A competent consultant with the experience and technical knowledge about what facilitators do and how they can help you can also guide you to:

  1. Devise the manner in which stakeholders and facilitators and marketers should interact with customers.
  2. Put together a check and balance system to ensure marketer- and employee-to-customer messaging stays on brand.
  3. Carefully consider the first and last impression you want to make when communicating the brand with the public.
  4. Identify phrases, ideas for copy and descriptions that hit the bull’s-eye when communicating with customers or clients in order to know what the brand stands for and also how to properly communicate in order to not cause brand confusion.

With the right expert, you can emerge from the workshop with a high-level checklist of points to touch on while engaging with customers, to stay in line with the brand and what it represents. You will bring back ideas that can be developed into tools that can be used for training for situational encounters. You will have a resource of planned responses to standardize the message or response when a customer makes a request or has a question. The resource can be shared with stakeholders to inform them how to give the appropriate answer or response. A competent and experienced medical tourism branding expert can also help you to develop and produce the guide and show you how to maintain it and give you an idea of the budget and time required for each part of the project. If they are really good, they will show you how to save money in the process, and will supply a short list of experienced experts to help you. Beware the ones who also sell the services. Ask if there are any commissions being paid by those vendors. If you are paying a consultant, they have a fiduciary duty to act as your advocate. Getting commissions for recommending those that pay them commissions is called agency; not advocate. There’s a big difference…and you are ultimately the one paying those comissions in the price you pay for the services.

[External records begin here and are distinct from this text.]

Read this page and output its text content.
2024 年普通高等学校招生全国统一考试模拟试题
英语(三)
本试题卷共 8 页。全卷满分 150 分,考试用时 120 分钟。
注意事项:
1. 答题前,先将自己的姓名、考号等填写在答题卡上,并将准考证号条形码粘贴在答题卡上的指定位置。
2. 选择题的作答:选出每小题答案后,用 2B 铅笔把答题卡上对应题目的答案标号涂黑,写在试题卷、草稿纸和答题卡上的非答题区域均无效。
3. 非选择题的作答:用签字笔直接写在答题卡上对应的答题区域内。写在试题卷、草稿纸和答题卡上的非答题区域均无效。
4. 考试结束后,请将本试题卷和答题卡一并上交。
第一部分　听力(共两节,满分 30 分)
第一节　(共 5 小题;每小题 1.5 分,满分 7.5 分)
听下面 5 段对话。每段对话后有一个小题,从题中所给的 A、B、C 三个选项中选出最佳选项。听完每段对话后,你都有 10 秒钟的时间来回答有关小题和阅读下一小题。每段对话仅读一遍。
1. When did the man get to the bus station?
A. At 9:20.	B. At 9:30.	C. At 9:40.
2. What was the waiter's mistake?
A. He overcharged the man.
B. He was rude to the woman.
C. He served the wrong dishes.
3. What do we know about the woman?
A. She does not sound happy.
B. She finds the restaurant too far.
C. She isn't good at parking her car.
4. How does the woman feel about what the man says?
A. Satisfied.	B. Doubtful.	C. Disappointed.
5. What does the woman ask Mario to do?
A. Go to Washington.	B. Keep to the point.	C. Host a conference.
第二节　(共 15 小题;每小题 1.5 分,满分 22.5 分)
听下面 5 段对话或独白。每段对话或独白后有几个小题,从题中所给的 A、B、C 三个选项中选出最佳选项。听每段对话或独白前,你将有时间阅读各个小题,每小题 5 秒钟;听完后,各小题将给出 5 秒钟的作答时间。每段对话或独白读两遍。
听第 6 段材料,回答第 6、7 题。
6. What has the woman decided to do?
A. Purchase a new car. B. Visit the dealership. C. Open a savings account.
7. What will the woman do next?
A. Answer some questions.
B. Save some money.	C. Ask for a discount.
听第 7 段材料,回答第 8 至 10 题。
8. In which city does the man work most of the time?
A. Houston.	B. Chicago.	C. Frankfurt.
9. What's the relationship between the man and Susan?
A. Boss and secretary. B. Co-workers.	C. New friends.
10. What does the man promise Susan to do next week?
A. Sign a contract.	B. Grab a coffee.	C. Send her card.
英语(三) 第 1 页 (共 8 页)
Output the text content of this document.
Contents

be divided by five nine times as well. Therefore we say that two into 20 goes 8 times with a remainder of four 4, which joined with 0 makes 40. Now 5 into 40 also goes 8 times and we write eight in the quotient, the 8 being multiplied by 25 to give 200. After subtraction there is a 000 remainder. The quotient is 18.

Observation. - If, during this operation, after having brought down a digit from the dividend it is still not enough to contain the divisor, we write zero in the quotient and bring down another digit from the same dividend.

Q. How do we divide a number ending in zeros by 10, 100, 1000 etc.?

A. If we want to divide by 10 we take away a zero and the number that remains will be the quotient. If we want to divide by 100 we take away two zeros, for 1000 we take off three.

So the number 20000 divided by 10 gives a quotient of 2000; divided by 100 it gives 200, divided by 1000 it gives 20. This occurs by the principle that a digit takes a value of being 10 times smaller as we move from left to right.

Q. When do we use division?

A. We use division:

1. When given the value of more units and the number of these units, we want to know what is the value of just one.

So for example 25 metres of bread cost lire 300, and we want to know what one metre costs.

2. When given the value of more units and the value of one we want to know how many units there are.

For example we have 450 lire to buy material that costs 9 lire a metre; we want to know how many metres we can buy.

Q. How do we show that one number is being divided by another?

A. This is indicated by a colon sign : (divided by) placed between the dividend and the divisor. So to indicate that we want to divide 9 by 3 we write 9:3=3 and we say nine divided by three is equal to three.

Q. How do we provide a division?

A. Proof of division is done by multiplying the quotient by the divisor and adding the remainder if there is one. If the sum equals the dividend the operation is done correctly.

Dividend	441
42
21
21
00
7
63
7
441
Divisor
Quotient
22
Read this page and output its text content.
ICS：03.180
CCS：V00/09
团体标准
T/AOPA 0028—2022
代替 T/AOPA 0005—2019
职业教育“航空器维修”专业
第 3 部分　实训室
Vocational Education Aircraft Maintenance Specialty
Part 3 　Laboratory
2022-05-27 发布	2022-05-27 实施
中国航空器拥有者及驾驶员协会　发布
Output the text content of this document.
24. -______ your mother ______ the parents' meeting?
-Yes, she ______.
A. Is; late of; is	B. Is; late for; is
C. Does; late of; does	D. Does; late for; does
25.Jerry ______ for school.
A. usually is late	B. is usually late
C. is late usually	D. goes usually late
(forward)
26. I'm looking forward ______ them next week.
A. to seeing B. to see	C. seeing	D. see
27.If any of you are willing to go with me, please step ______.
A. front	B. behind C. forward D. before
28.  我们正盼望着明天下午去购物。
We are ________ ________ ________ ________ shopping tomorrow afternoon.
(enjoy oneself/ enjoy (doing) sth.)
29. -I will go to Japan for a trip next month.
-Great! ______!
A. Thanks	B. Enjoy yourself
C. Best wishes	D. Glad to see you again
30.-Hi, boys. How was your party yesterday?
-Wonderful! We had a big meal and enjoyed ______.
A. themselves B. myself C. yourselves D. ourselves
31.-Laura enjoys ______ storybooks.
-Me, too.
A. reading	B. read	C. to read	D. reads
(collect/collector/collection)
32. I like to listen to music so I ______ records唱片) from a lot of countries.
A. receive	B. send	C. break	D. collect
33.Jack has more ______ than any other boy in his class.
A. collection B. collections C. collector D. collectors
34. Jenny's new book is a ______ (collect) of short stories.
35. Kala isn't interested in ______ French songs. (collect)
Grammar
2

Get Target Customers to Amplify Your Brand

Finally, when your target consumers understand the nuances of your brand and can distinguish how your brand differs from the competition, you will achieve success and sustainability. This is harder to achieve because you lose a bit of control of the message through its interpretation by consumers; however, if you have solid techniques in place to keep the message on-brand, straying from what the brand equals will be minimized.

An experienced medical tourism public relations expert can help you to:

  1. Develop proposed guidelines to implement that can ensure all communications, individual or mass, are consistent and in line with brand positioning
  2. Determine who will have the authority to review all outside messaging and any brand associations
  3. Find ways to reward loyal customers and fans with ways to show your appreciation
  4. Development of a brand filter or a systematic questionnaire to ensure all communications and associations are consistent with the brand. This filter should include questions that help leadership and stakeholders determine whether or not the national health tourism brand is being properly communicated and represented.

If you communicate your national health tourism brand message with public relations best practices, your target audience and brand positioning will be easy to understand. Your stakeholders and their employees will also be great brand ambassadors, and your most avid consumers will be as well. When your consumers are fans of your brand and identify with it, they, too, will become vocal in spreading your brand’s message. Word of mouth marketing has always been a priority in extending a health tourism destination’s brand and offerings, but it is even more crucial in this age of social media. You want your consumers singing your praise across the various social media platforms, not only in the form of “Likes” but also in sharing their positive experiences and pictures. Their endorsement is more powerful than any commercial or copy you could produce.